Темнота снова подступила ко мне со всех сторон. Тошнота подкатила к горлу, я кашлянул и снова провалился куда-то вглубь собственных видений и снов.

На этот раз мне приснилась мама. Она тоже молчала. Лишь горестно утирала краем платка слезы. Седая, измученная…Выглядевшая намного старше своих лет.

– Живи!– неожиданно попросила она, улыбаясь.– Живи, Сашка!

– Коли!– словно разряд молнии подбросил меня на столе. Я открыл глаза, вырываясь из плена видений. Надо мной стоял Качинский с длинным стеклянным шприцом в руках.

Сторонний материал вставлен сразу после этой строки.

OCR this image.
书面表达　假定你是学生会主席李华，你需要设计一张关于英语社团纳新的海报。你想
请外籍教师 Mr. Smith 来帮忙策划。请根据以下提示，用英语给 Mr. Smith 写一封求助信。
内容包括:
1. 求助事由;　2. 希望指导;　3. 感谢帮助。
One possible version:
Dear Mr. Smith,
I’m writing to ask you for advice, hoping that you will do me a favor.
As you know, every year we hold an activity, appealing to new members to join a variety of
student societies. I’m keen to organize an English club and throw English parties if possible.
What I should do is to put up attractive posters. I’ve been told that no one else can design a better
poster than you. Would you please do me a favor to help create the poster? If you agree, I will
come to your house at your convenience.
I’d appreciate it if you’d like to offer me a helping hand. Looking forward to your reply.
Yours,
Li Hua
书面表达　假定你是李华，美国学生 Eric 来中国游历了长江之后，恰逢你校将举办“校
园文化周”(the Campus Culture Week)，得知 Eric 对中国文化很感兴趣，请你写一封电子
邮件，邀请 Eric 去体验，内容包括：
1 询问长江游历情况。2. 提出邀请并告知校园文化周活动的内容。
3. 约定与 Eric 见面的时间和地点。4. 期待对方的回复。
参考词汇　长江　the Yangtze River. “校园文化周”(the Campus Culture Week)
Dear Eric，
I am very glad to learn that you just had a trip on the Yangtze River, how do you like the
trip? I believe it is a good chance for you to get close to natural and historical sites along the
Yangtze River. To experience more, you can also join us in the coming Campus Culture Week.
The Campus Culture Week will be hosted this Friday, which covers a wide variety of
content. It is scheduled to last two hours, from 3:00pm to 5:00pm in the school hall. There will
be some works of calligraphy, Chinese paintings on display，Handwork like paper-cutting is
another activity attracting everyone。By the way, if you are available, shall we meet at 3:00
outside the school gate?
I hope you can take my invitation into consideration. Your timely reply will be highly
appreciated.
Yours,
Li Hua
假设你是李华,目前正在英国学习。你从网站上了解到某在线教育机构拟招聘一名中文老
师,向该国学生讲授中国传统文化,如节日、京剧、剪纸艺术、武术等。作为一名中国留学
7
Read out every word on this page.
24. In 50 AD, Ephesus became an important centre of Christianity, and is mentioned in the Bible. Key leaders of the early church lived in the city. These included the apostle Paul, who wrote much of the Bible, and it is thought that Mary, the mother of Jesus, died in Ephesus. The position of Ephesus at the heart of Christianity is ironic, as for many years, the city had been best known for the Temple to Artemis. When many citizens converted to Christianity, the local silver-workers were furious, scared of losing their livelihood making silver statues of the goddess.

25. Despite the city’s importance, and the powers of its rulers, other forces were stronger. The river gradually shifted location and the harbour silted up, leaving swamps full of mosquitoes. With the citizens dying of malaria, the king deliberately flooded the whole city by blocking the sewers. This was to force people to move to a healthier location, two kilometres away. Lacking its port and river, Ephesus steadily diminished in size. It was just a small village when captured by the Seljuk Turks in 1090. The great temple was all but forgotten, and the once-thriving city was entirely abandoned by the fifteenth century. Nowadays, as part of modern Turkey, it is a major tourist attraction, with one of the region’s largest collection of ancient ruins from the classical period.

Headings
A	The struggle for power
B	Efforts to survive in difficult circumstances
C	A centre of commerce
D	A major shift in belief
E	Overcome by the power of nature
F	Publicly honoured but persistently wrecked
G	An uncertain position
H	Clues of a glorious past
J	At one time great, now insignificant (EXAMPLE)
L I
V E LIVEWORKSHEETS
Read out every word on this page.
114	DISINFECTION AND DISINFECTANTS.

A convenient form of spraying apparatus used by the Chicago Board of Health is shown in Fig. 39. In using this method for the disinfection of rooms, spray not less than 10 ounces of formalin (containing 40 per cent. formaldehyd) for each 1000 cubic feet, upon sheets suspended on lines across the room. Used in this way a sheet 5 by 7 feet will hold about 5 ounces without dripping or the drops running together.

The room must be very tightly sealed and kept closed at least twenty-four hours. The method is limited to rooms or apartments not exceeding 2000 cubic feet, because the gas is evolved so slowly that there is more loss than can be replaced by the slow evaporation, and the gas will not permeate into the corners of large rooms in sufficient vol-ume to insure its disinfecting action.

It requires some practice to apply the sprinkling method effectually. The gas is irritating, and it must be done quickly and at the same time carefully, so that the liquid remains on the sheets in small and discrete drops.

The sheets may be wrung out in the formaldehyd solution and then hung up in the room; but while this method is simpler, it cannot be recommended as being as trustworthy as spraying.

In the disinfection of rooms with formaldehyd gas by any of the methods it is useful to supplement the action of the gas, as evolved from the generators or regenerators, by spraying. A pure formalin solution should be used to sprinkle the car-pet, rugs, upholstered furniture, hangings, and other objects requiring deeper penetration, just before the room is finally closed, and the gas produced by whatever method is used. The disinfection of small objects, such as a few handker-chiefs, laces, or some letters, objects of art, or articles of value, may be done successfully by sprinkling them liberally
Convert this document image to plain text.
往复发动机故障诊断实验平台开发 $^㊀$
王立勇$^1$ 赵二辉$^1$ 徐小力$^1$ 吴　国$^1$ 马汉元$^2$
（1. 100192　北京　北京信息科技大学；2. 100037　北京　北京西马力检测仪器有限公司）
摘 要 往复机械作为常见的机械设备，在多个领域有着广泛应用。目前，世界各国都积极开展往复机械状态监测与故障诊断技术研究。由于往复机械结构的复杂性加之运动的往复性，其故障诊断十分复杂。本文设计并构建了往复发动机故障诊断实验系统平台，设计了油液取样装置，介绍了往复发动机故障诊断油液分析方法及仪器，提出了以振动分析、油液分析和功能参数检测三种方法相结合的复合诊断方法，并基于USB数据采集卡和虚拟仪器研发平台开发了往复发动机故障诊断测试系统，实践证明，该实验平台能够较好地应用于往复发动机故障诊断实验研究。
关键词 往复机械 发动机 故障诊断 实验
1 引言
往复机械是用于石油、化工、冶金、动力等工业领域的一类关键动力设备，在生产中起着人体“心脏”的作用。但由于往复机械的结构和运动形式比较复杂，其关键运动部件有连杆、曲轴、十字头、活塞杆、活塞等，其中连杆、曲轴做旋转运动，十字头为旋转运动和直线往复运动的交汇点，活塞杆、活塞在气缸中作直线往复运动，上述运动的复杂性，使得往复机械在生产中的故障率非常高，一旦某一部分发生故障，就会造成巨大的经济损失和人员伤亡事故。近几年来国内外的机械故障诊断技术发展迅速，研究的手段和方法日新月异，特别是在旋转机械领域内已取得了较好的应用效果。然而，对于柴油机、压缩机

– Теперь жить будешь! Нам это лекарство не раз на войне помогало,– товарищ отвернулся от меня, снимая резиновые перчатки. Мы теперь находились в здании администрации. Я лежал на столе в кабинета Коноваленко, а самого Андрея стянули на пол. На зеленой гимнастерки виднелись три аккуратных пулевых отверстия. Меня вырвало…Захлебываясь рвотой, я кашлял, пока желудок не перестал судорожно сжиматься, пытаясь выплеснуть наружу все свое содержимое. И смерть стольких того стоило?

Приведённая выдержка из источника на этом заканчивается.